LMU Faculty, Alumni Speak at Global Interfaith Conference

MG 0924 - LMU Faculty, Alumni Speak at Global Interfaith Conference
Fancy Fechser (MA ’15, Yoga Studies) will screen her short film, “Caste a Wave,”
at The Parliament of the World’s Religions. (Photo Credit: Caste a Wave)

Loyola Marymount University faculty and alumni join Jane Goodall, Jim Wallis, Vandana Shiva and other prominent moral leaders as presenters at one of the world’s largest interfaith conferences, The Parliament of the World’s Religions.

The Parliament, held this October in Salt Lake City, fosters understanding among faith traditions, to achieve a just, peaceful, sustainable world. 10,000 attendees from around the world are expected to participate in the week’s events, which include high-profile lectures and dialogues on religious and moral topics ranging from income inequality to indigenous rights to climate change.

Loyola Marymount University’s contributions to these conversations center on faith and the environment. Two alumni of LMU graduate programs will offer a joint session on yoga and ecology: Christopher Miller (MA ‘13, Theological Studies) and Fancy Fechser (MA ’15, Yoga Studies), along with Swami Omkarananda, director of the Sivananda Yoga Vedanta Center in Los Angeles.

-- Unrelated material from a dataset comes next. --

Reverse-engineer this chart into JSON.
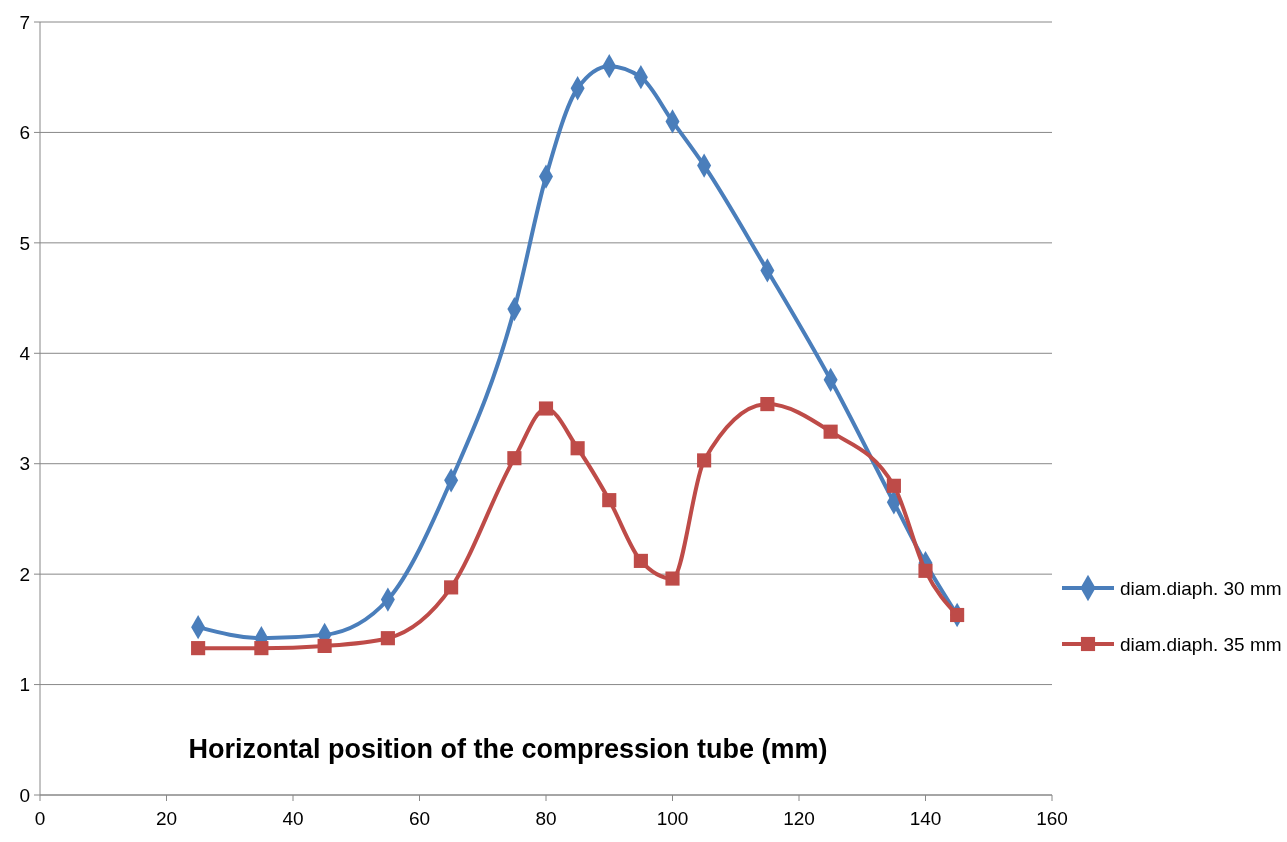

In their presentation, Miller, now a Ph.D. candidate at University of California, Davis, will explore the ways that a yoga worldview can positively impact one’s relationship to the natural world. He will also draw parallels between yoga philosophy’s ecological principles and Pope Francis’ recent encyclical on climate change.

Yoga Studies alumna Fancy Fechser will complement Miller’s talk with a screening of “Caste a Wave,” her short film about a mixed-caste surfing tribe whose practice incorporates surfing, yoga and beach clean-up. She produced the film as the final project of her master’s degree in Yoga Studies at LMU.

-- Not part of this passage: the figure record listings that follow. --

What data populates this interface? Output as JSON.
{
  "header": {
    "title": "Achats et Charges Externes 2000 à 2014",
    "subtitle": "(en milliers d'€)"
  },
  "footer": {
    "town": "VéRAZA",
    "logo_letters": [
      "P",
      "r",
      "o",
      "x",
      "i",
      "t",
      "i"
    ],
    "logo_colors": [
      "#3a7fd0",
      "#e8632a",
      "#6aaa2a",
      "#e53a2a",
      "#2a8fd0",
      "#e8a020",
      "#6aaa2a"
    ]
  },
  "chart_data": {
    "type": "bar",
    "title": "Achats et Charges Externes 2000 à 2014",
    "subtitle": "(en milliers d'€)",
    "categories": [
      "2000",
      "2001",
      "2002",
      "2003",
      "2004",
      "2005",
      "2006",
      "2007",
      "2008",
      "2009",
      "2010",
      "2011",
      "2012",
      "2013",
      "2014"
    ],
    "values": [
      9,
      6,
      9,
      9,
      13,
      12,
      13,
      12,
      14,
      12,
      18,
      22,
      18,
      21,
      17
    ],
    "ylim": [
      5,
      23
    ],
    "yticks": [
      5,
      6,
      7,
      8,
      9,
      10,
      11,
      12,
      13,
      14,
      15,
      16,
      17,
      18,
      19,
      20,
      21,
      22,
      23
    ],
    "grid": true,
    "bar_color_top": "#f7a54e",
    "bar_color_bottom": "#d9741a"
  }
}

As students, Miller and Fechser both studied with Dr. Christopher Key Chapple, director of LMU’s Yoga Studies program; he will participate in four panels at the Parliament, including one titled “What Would Gandhi Do?: Moral Strategies for Peace, Sustainability and Justice.” Dr. Nirinjan Khalsa, professor of Theological Studies, will present as well, exploring themes of gender equality in Sikh devotional music.

“Loyola Marymount has the largest Theological Studies faculty west of the Mississippi,” Chapple says. “The Parliament of the World’s Religions is an incredible opportunity to share our scholarship on the world stage.”